For some reason, our front office went through a stretch (and still are I fear) where they feel they need a top notch RB to be successful, and they keep drafting running backs when we dont need one.

 

In 2003 we had Travis Henry. No need to take a luxury pick on Willis McGahee. Sure he turned out good, but we didnt need to do that.

In 2007 we had McGahee, yet we drafted Marshawn Lynch.

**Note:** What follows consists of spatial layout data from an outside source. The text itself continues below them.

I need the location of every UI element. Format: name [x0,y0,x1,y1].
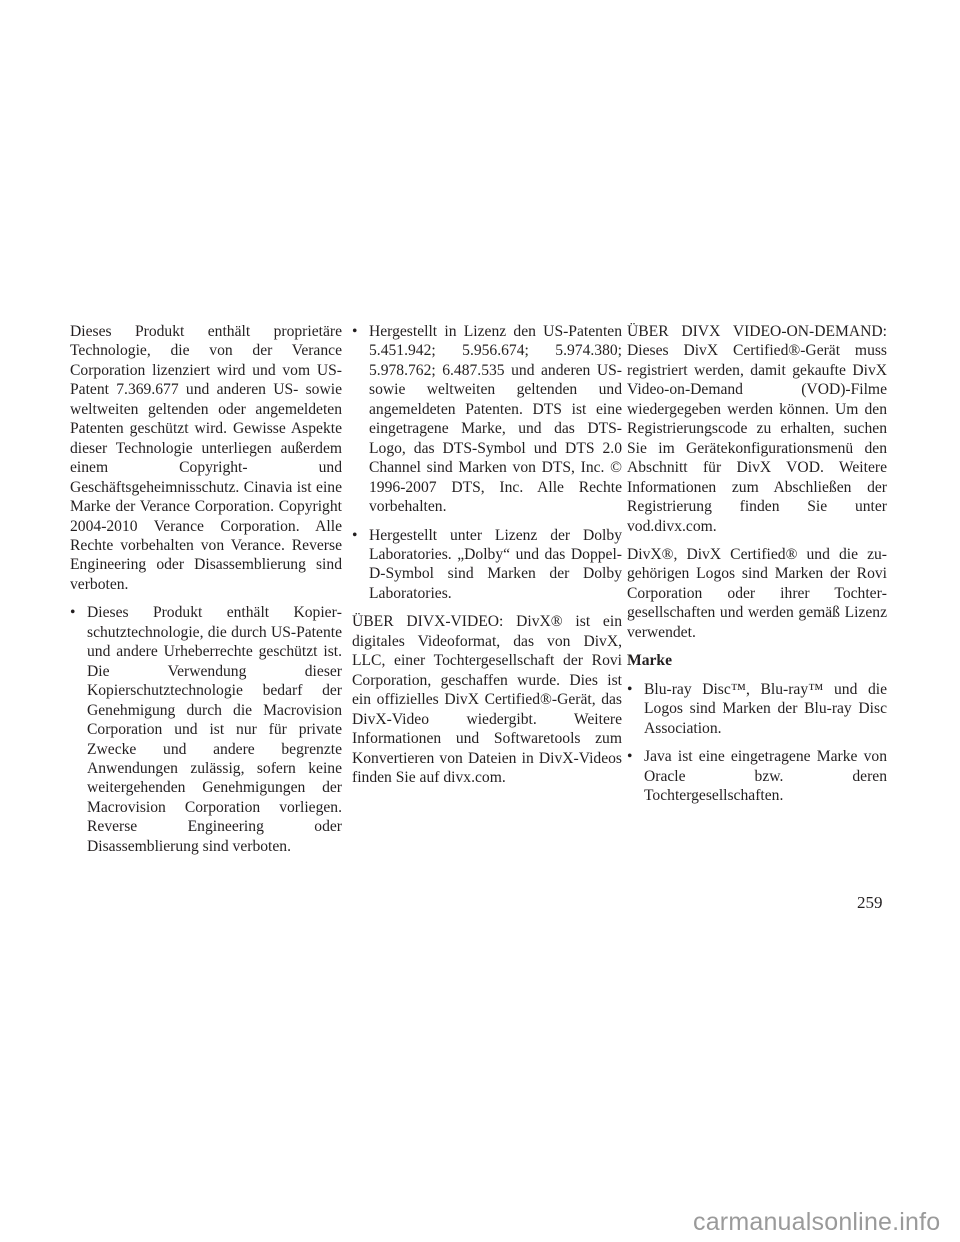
bullet-text: Java ist eine eingetragene Marke von Ora… [644,748,887,804]
bullet-icon: • [352,322,357,341]
column-1: Dieses Produkt enthält proprietäre Techn… [70,322,342,865]
bullet-text: Dieses Produkt enthält Kopier­schutztech… [87,604,342,854]
bullet-item-bluray: • Blu-ray Disc™, Blu-ray™ und die Logos … [627,680,887,738]
bullet-icon: • [352,526,357,545]
bullet-text: Blu-ray Disc™, Blu-ray™ und die Logos si… [644,681,887,737]
divx-vod-paragraph: ÜBER DIVX VIDEO-ON-DEMAND: Dieses DivX C… [627,322,887,536]
bullet-icon: • [70,603,75,622]
divx-video-paragraph: ÜBER DIVX-VIDEO: DivX® ist ein digitales… [352,612,622,787]
divx-trademark-paragraph: DivX®, DivX Certified® und die zu­gehöri… [627,545,887,642]
bullet-item-dts: • Hergestellt in Lizenz den US-Patenten … [352,322,622,517]
column-2: • Hergestellt in Lizenz den US-Patenten … [352,322,622,796]
bullet-text: Hergestellt in Lizenz den US-Patenten 5.… [369,323,622,515]
bullet-icon: • [627,680,632,699]
bullet-icon: • [627,747,632,766]
column-3: ÜBER DIVX VIDEO-ON-DEMAND: Dieses DivX C… [627,322,887,814]
bullet-item-java: • Java ist eine eingetragene Marke von O… [627,747,887,805]
verance-paragraph: Dieses Produkt enthält proprietäre Techn… [70,322,342,594]
bullet-item-dolby: • Hergestellt unter Lizenz der Dolby Lab… [352,526,622,604]
bullet-text: Hergestellt unter Lizenz der Dolby Labor… [369,527,622,602]
section-heading-marke: Marke [627,651,887,670]
bullet-item-macrovision: • Dieses Produkt enthält Kopier­schutzte… [70,603,342,856]
page-number: 259 [857,893,883,913]
watermark: carmanualsonline.info [693,1208,940,1237]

In 2010 we take CJ Spiller...yet we had Lynch & Fred Jackson.

 

If the trend continues...We are due for a 1st round RB pick in 2014! Or we can just use FA pickups at RB. My god, look at how many low-draft pick RBs are dominating in this league. You dont need first round RBs anymore (unless they are the elite Peterson type backs).

 

This is probably my biggest grip about the front offices of the past. When was the last time you ever heard a team in the NFL say "you know what...we really need to find us a good RB...our RB play is KILLING us"?! Never! Because anyone with a pulse can run through a hole if it exists.

 

Running backs have long been and probably always will be a dime-a-dozen. I think it's pretty much accepted now by Bills fans that you don't build a team around RB's and DB's. I can't say that was the case even 5 years ago, but after using half of their first picks in every draft on the merger on those positions people finally seem to understand.

 

One thing though........they didn't have McGahee when they drafted Lynch. They traded McGahee first. McGahee was all about getting paid and he was entering his walk year and I was adamant at the time that he was going to have a HUGE season. I felt it was going to be a 1500 yard year......which was exactly what they needed. Instead they used their important first round pick on another RB and gave McGahee away.